BGC Partners v. Avison Young (Canada)

Civil Practice

New York Law Journal


Judge Shira Scheindlin

Until 2008, Rose—the CEO of Canadian real estate brokerage firm Avison Young (Canada) Inc.—was president of Grub & Ellis (G&E), a U.S. brokerage that declared bankruptcy in February 2012. In March, BGC Partners bought G&E's rights, properties and assets, including "business opportunities." After Rose left G&E in 2008, Avison Young allegedly targeted G&E personnel, and stole commissions, business and business opportunities, even after G&E declared bankruptcy. In August, BGC brought suit in Manhattan supreme court against all Avison Young entities—including New York-based Avison Young-New York (AY-New York)—believed to have participated in the alleged scheme to steal assets and offices.

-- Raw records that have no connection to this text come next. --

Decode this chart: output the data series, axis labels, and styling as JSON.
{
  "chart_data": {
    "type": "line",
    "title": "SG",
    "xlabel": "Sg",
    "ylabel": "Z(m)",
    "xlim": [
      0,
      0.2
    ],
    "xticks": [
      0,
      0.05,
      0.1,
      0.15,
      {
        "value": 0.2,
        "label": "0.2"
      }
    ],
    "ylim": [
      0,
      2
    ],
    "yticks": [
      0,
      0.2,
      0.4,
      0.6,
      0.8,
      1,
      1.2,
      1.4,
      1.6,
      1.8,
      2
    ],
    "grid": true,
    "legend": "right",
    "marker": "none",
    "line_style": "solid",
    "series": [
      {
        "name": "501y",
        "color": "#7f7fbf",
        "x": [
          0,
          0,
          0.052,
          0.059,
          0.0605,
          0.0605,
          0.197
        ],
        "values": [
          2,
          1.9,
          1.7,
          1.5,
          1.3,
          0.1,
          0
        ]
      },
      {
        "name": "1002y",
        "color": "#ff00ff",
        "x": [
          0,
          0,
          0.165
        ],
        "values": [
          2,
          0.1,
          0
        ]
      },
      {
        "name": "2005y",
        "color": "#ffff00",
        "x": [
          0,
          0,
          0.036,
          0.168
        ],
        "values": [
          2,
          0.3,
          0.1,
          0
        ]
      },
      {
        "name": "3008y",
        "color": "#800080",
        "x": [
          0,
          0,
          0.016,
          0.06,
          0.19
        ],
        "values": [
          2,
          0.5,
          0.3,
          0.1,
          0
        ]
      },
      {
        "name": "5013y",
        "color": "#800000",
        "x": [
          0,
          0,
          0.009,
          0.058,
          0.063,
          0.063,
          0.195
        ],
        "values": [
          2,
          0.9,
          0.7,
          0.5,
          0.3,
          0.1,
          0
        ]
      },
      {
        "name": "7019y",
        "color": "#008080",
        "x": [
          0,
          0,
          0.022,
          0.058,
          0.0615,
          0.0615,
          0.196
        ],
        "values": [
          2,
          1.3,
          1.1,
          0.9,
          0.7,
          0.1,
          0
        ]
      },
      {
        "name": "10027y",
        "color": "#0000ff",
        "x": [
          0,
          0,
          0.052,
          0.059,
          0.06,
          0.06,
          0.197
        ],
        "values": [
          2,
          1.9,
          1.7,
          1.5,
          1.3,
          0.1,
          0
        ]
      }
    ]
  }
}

On Aug. 31, Avison Young-Nevada sought federal removal, arguing that complete diversity existed, and that the case "related to" a pending bankruptcy proceeding. District court granted BGC remand to state court. Finding recovery against AY-New York not per se foreclosed, the court determined that it lacked diversity jurisdiction. Abstention was required given that plaintiffs "non-core" state law claims could be timely adjudicated in state court, and because all six factors of 28 USC §1334(c)(2) were satisfied.